FIGURE
10 filter trained by K-means (left) and convolutional K-means (Right)
over STL-10 dataset
Convolutional K-means was claimed to have significantly reduced the
redundancy in centroids compared to classical K-means. In convolutional
K-means, the size of windows from the input images is two times bigger
than the filter size and randomly selected. The convolution operation
would be performed over the entire window with centroids of K-means
filter to obtain a similarity matrix at each location. The patch with
the most significant activation from the window can be considered the
closest to the centroid, and its specific location can be assigned to
the matching centroid. The filter size and the number of filters were
treated as hyperparameters for optimum performance. While keeping the
filter size fixed at 11x11, the number of filters varied and increasing
the number of filters resulted in better performance.
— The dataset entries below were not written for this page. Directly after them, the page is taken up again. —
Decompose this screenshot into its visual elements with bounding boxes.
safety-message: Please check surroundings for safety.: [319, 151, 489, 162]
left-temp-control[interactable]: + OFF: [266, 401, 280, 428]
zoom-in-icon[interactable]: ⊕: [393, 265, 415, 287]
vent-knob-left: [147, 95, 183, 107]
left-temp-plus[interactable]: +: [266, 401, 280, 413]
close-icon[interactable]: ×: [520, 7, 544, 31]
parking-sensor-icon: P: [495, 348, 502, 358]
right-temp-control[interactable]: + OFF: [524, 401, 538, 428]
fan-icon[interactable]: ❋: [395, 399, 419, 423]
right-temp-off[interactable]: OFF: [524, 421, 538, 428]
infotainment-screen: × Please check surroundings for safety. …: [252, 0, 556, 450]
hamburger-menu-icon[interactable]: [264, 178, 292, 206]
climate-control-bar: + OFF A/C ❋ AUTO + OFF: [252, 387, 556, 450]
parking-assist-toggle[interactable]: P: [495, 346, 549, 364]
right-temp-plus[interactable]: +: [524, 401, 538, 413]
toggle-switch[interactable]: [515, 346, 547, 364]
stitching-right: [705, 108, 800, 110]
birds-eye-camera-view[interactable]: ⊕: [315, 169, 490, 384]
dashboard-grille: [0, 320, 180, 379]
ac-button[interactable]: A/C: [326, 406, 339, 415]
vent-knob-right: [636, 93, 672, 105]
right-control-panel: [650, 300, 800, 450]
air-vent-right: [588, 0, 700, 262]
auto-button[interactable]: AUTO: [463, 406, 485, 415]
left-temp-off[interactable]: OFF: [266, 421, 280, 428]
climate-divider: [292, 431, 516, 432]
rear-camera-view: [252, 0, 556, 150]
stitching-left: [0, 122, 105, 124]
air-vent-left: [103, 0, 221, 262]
Similarly, the
number of filters was fixed at 96, with the filters’ size varied, and
the results were compared. In both cases, it was observed that the
filters learned through convolutional K-means consistently outperformed
those learned by classical K-means. However, the method is not fully
unsupervised, as a backpropagation-trained weight matrix was used for
learning the connections.
4.2.2 | Self-organizing Map (SOM)
Self-organizing map (SOM) is another widely used clustering method. Like
K-means, SOM is also based on distance measurement; however, SOM can be
interpreted as a constraint K-means method. Traditional SOM can learn
and cluster similar attributes on a 2D map. The Euclidian distance is
measured between all the neurons on the map and input data. The node on
the map with minimum Euclidian distance is the Best matching unit (BMU).
Unlike K-means, the neighborhood neurons of BMU are also updated;
subsequently, the whole map represents the learning model. Though SOM is
a very simple and powerful clustering technic, the major drawback is its
shallow structure which may not be sufficient to learn efficient
information-carrying features from big datasets, specifically images.